Example 1: A search tool

Before:

// search documents
{
  name: "documents",
  description: "Search documents",
  inputSchema: { query: "string" }
}

After:

{
  name: "search_documents",
  description: `Search internal documents (knowledge base, wiki pages, policies). 
  Returns matching documents with title, excerpt, and link. Use when the user asks about company policies, procedures, or internal documentation. Returns up to 10 most relevant matches by semantic similarity.`,
  inputSchema: {
    query: {
      type: "string",
      description: "Search query. Be specific.

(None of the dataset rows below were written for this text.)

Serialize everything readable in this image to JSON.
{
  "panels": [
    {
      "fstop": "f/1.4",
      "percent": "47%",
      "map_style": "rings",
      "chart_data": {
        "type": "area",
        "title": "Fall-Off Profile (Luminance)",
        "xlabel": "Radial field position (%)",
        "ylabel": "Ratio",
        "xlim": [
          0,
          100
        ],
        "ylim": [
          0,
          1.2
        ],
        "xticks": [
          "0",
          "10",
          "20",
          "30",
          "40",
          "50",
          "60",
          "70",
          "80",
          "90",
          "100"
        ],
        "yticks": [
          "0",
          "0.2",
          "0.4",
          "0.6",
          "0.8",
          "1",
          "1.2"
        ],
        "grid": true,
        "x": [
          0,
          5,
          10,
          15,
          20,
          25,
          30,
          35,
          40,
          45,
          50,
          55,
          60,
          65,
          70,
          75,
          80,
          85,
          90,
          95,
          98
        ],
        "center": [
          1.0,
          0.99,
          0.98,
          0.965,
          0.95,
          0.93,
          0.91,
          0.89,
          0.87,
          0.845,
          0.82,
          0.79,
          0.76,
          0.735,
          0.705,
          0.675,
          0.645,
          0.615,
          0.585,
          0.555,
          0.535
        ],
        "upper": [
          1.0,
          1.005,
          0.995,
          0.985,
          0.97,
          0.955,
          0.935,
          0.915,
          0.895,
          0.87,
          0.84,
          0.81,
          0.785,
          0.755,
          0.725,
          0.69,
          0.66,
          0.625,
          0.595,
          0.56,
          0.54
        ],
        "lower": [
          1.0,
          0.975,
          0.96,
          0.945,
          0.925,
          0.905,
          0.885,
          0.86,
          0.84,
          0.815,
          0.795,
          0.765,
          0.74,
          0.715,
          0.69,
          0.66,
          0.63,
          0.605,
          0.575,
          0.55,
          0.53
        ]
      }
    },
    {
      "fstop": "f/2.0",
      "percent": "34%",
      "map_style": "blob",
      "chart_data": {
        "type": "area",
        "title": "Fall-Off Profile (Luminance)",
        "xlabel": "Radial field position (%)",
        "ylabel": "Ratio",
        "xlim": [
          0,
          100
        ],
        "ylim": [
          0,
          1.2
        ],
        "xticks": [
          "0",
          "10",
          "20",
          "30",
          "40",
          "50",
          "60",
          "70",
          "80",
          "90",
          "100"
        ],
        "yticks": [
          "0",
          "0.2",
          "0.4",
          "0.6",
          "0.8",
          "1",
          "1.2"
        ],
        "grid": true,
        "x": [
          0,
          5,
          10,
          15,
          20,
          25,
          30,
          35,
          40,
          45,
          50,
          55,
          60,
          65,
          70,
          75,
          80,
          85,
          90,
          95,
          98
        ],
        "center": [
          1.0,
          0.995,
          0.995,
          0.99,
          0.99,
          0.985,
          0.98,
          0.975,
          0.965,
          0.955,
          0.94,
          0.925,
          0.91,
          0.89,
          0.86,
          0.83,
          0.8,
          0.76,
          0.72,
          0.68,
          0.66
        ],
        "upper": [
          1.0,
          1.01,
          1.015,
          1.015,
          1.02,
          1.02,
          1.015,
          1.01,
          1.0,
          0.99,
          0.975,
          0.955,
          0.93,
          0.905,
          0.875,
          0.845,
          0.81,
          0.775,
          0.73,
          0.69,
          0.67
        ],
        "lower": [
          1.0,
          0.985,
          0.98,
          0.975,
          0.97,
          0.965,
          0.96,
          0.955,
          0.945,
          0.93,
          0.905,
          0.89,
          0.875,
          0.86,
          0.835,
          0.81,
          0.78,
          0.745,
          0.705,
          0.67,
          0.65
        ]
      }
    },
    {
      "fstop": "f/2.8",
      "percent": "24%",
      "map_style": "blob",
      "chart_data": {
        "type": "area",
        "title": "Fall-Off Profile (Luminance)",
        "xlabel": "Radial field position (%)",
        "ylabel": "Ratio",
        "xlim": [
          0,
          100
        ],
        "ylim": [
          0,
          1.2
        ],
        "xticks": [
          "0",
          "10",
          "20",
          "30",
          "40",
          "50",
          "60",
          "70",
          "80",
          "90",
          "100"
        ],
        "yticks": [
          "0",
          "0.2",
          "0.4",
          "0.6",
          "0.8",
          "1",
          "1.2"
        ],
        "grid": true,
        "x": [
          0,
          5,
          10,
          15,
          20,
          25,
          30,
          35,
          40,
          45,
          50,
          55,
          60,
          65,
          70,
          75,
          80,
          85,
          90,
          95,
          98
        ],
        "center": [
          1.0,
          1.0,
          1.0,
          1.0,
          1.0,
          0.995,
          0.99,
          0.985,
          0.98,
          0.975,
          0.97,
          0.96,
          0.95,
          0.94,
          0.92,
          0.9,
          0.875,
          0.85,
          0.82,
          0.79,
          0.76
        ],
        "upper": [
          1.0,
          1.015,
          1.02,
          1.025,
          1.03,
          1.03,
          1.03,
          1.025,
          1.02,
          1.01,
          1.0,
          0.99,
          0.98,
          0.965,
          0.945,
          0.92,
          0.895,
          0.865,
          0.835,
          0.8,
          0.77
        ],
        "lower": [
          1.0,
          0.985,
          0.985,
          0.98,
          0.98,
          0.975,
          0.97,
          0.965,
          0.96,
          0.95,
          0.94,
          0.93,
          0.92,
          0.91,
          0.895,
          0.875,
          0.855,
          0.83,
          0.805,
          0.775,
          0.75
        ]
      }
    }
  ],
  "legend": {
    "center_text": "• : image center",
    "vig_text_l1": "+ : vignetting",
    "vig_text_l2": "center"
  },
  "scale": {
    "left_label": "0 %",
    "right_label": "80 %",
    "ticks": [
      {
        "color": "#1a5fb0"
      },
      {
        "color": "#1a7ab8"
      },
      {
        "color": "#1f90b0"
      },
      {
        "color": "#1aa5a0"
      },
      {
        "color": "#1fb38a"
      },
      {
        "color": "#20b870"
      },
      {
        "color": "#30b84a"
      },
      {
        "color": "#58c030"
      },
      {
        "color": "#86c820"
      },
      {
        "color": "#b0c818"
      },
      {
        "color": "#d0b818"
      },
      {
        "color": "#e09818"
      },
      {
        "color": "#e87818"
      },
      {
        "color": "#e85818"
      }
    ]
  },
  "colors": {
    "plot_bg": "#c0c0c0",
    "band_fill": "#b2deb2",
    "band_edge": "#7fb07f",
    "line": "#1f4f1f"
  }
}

Good: 'remote work policy 2026'. Bad: 'documents about work'."
    },
    document_type: {
      type: "string",
      enum: ["policy", "procedure", "guide", "faq", "any"],
      default: "any",
      description: "Filter to a specific type of document."
    },
    limit: {
      type: "number",
      default: 5,
      maximum: 10,
      description: "Number of results."
    }
  }
}

Example 2: An action tool

Before:

{
  name: "send_email",
  description: "Send an email",
  inputSchema: {
    to: "string",
    subject: "string",
    body: "string"
  }
}

After:

{
  name: "draft_email_to_customer",
  description: `Draft an email to a customer based on a recent interaction. The email is saved as a draft for human review before sending — it is NOT sent automatically. The user must approve drafts in their inbox.

  Use when:
  - You've identified an action requiring follow-up with the customer.
  - You have a specific reason and content for the email.
  
  Do NOT use:
  - To send marketing or promotional content.
  - Without explicit user request.
  - To respond to refund or cancellation requests (escalate to human instead).`,
  inputSchema: {
    customer_id: {
      type: "string",
      description: "Customer ID from search_customers or get_customer."
    },
    subject: {
      type: "string",
      description: "Email subject, 4-8 words, specific. Avoid generic subjects like 'Following up'."
    },
    body: {
      type: "string",
      description: "Email body, plain text. 3-5 sentences. Personal, specific, not template-y."
    },
    tone: {
      type: "string",
      enum: ["professional", "friendly", "apologetic", "urgent"],
      default: "professional",
      description: "Tone of the email."
    },
    idempotency_key: {
      type: "string",
      description: "UUID for this draft. Use the same UUID if retrying to avoid duplicates."
    }
  }
}

The "After" versions guide the LLM far more effectively. They feel verbose; they're worth it.

The takeaway

Tool design for LLMs is its own discipline. The principles aren't intuitive; they require thinking about the LLM as your user and designing the interface accordingly.

The patterns that matter:

Action-verb names.
Rich descriptions explaining what, when, and not-when.
Per-parameter descriptions with examples and constraints.
Structured, actionable error messages.
Output shapes that guide the next action.
One tool per concept.
Sensible defaults.
Composable granularity.
Idempotency explicit.
Pre/post conditions documented.
Examples for complex tools.
Hidden internals.
Real-LLM testing.

Most MCP servers fail not because the protocol is hard but because the tools weren't designed with the LLM in mind. Get the tool design right and your server becomes effective; get it wrong and your sophisticated backend is wasted.

Treat the LLM as the user. Design accordingly. The investment pays off many times over in how well your tools actually get used.